Por Wadih Damous, advogado e ex-deputado federal pelo PT
O ex-presidente Lula foi o mais emblemático dos cidadãos perseguidos pela tristemente célebre Operação Lava Jato. Emblemático não só por ser o mais conhecido e midiático, mas também por se constituir no estuário de todas as medidas arbitrárias, abusivas e ilegais possíveis e imagináveis encetadas pela turma de Curitiba.
Em 22 de abril, o Supremo Tribunal Federal lhe fez justiça. O Plenário da Corte formou maioria irreversível para considerar suspeito o ex-juiz Sérgio Moro na condução dos processos que envolviam o ex-presidente, por sua aberta e indecorosa parcialidade.
A decisão do Supremo foi saudada por todos aqueles que nutrem apreço, ainda que mínimo, aos postulados do Estado Democrático de Direito. Foi um tiro certeiro, porém insuficiente para matar e sepultar o lavajatismo.
Sim, a Lava Jato foi extinta, mas o seu legado de arbítrio continua vivo e impregnando a conduta prática de importantes segmentos do Judiciário, Ministério Público e órgãos de controle como a Controladoria-Geral da União e o Tribunal de Contas da União.
O método notabilizado por Sérgio Moro de usar o processo como arma de guerra e de perseguição política em aberta hostilidade à Constituição e ao devido processo legal continua sendo adotado pelos segmentos antes apontados.
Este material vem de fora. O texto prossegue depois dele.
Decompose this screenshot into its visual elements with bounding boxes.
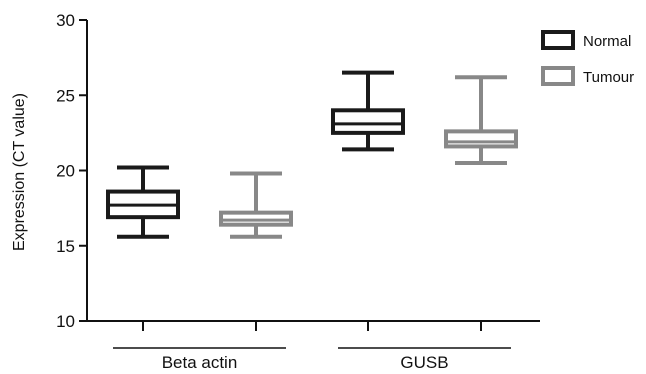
y-tick-label: 20 <box>56 162 75 181</box>
legend-item-normal: Normal <box>541 30 631 50</box>
y-tick-label: 25 <box>56 86 75 105</box>
group-label-layer: Beta actin GUSB <box>113 347 511 372</box>
legend-item-tumour: Tumour <box>541 66 634 86</box>
group-label: Beta actin <box>162 353 238 372</box>
iqr-box <box>331 108 405 135</box>
y-axis: 10 15 20 25 30 Expression (CT value) <box>11 11 88 331</box>
iqr-box <box>444 129 518 149</box>
y-tick-label: 10 <box>56 312 75 331</box>
legend-label: Tumour <box>583 69 634 86</box>
x-axis: Beta actin GUSB <box>86 320 540 372</box>
iqr-box <box>219 210 293 227</box>
box-normal-gusb <box>331 70 405 152</box>
legend-label: Normal <box>583 33 631 50</box>
group-label: GUSB <box>400 353 448 372</box>
y-tick-layer: 10 15 20 25 30 <box>56 11 87 331</box>
legend-swatch <box>541 66 575 86</box>
y-tick-label: 30 <box>56 11 75 30</box>
box-tumour-beta-actin <box>219 171 293 239</box>
box-normal-beta-actin <box>106 165 180 239</box>
box-layer <box>106 70 518 331</box>
box-tumour-gusb <box>444 75 518 165</box>
y-tick-label: 15 <box>56 237 75 256</box>
legend: Normal Tumour <box>541 30 634 86</box>
legend-swatch <box>541 30 575 50</box>
y-axis-label: Expression (CT value) <box>11 93 28 251</box>
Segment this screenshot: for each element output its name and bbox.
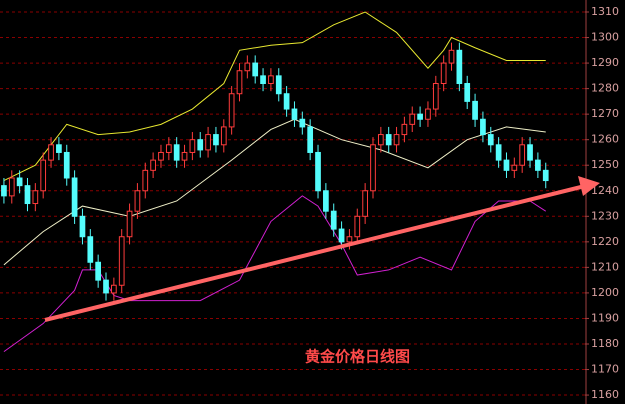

Pode-se até falar – algo jocosamente – de um modus operandi de manejo deturpado do ordenamento jurídico.
Essa prática, esse modus operandi se abateu com toda a sua carga de arbítrio sobre alguns personagens conhecidos (como o Presidente Lula), do mundo empresarial e da política – fossem culpados ou fossem inocentes – com alarde e estrepitosa publicidade. O objetivo era promover um verdadeiro linchamento moral e facilitar a propensão condenatória do juiz.
Mas também se abateu sobre outras pessoas não tão conhecidas, cuja perseguição não produzia manchetes de jornais ou, quando muito, apenas algumas linhas em espaço menos nobre.
São as vítimas esquecidas do lavajatismo. Uma espécie de “segundo escalão” de perseguidos, mas com uma carga igual de sofrimento e de sentimento de injustiça. O Almirante Otton, o mais importante cientista nuclear brasileiro, pode ser mencionado nessa lista.
E devo aqui mencionar também o nome de Wilson Santarosa, ex-gerente de comunicação institucional da Petrobras durante quase uma década.
Santarosa tornou-se alvo dos procuradores federais que atuam no TCU. Responde a um processo administrativo que investiga um patrocínio social da Petrobras, de 2006, que beneficiava uma ONG baiana que trabalha para melhorar a vida de catadores de papel.
Ou seja, o fomento a cooperativa de catadores de papel, que retiram do lixo o sustento de sua sobrevivência, foi criminalizado. Wilson Santarosa foi acusado de não exigir e fiscalizar a prestação de contas.
O procurador responsável pela apuração do caso não se deu ao trabalho de se pronunciar sobre as informações prestadas pela Petrobras. Limitou-se a afirmar que a empesa não apresentou justificativas de forma clara (sic).
O modus operandi se mostrou com os ingredientes de praxe: inversão do ônus da prova; presunção de culpa; desprezo pelas alegações da defesa. Não apresentar justificativas de forma clara virou uma espécie de tipo penal não codificado.
Até mesmo os pareceres das equipes técnicas da Controladoria-Geral da União, que concluíram pela inexistência de qualquer irregularidade, foram ignorados.
Santarosa não foi investigado no âmbito da Lava Jato, no entanto os procuradores do TCU orgulhosamente mencionaram no item 187 de seu extenso relatório: “Tal conclusão também se baseia na abrangência das fraudes e desvios que ocorreram no âmbito da Petrobras”. Admissão explícita do sentimento lavajatista que inspirou as respectivas condutas.
Afinal de contas, Wilson Santarosa embora não seja uma “celebridade” da política ou do mundo empresarial é sindicalista, petista e amigo do Lula.
Diante disso, um hipotético narrador de futebol indagaria: pode isso, Arnaldo? Ao que o consultado responderia: a regra é clara! No morus operandi não existe impedimento. Aliás, não existe regra!
O lavajatismo é um dos pilares fundamentais do estado de exceção e por isso deve ser combatido por todos aqueles que se propõem à tarefa de reconstruir o Estado Democrático de Direito.